The Swiss Bankers Association (SBVg) has responded cautiously to the lessons learned from the Credit Suisse crisis, staying true to its previous stance that a thorough analysis is necessary before any potential regulatory changes are made. The analysis and self-assessment by the Swiss Financial Market Supervisory Authority (FINMA) regarding the downfall of Credit Suisse has not exactly been met with enthusiasm by the SBVg.

In a somewhat frosty statement, the SBVg acknowledges the analysis, lessons, and areas for action mentioned by FINMA. However, the association expresses concern that there may now be excessive regulation that goes beyond what was initially proposed. The SBVg urges a focus on the specific areas that led to problems in the case of Credit Suisse, with proposed measures addressing concrete issues related to relevant business models and risks responsible for the bank’s decline and resulting systemic risk.

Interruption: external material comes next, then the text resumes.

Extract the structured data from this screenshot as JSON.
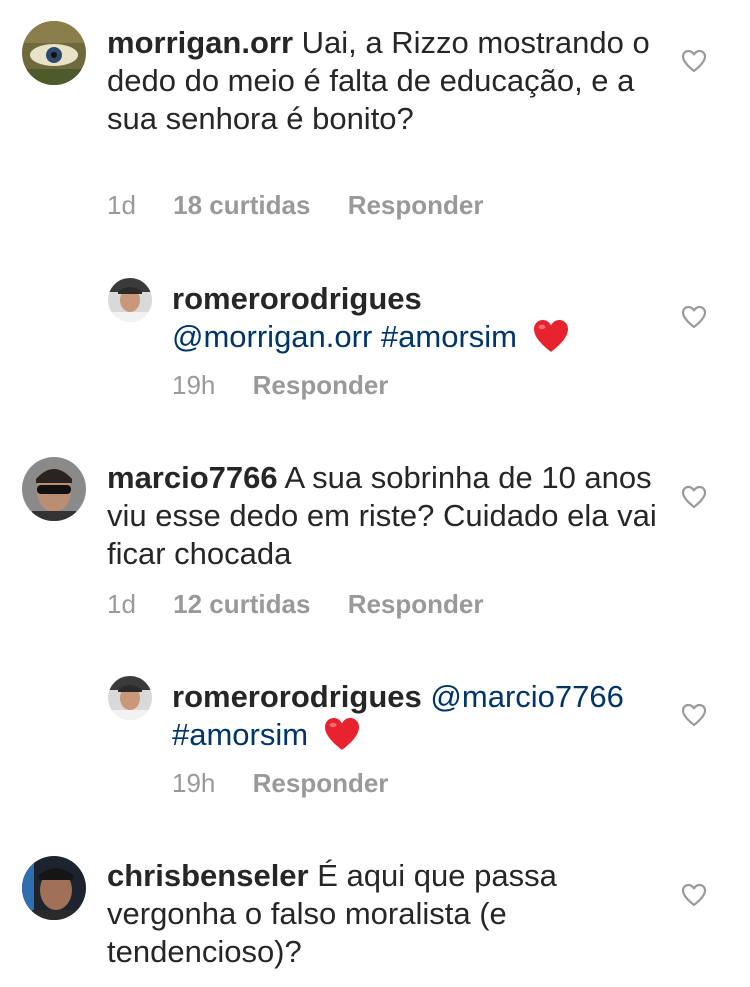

The SBVg is open to dialogue regarding a senior management regime and the incorporation of compensation principles into legislation, as long as proportionality is maintained. However, when it comes to expanding FINMA’s sanctioning powers, the skepticism of the banking association is evident. The problem-oriented approach to FINMA’s competence in imposing fines will need further analysis.

The SBVg also emphasizes the need to include the Swiss National Bank’s (SNB) instruments in the analysis. Ensuring sufficient liquidity and efficient liquidity provision in a world where disruptions can lead to much faster liquidity flows is essential for the financial center and Switzerland as a whole.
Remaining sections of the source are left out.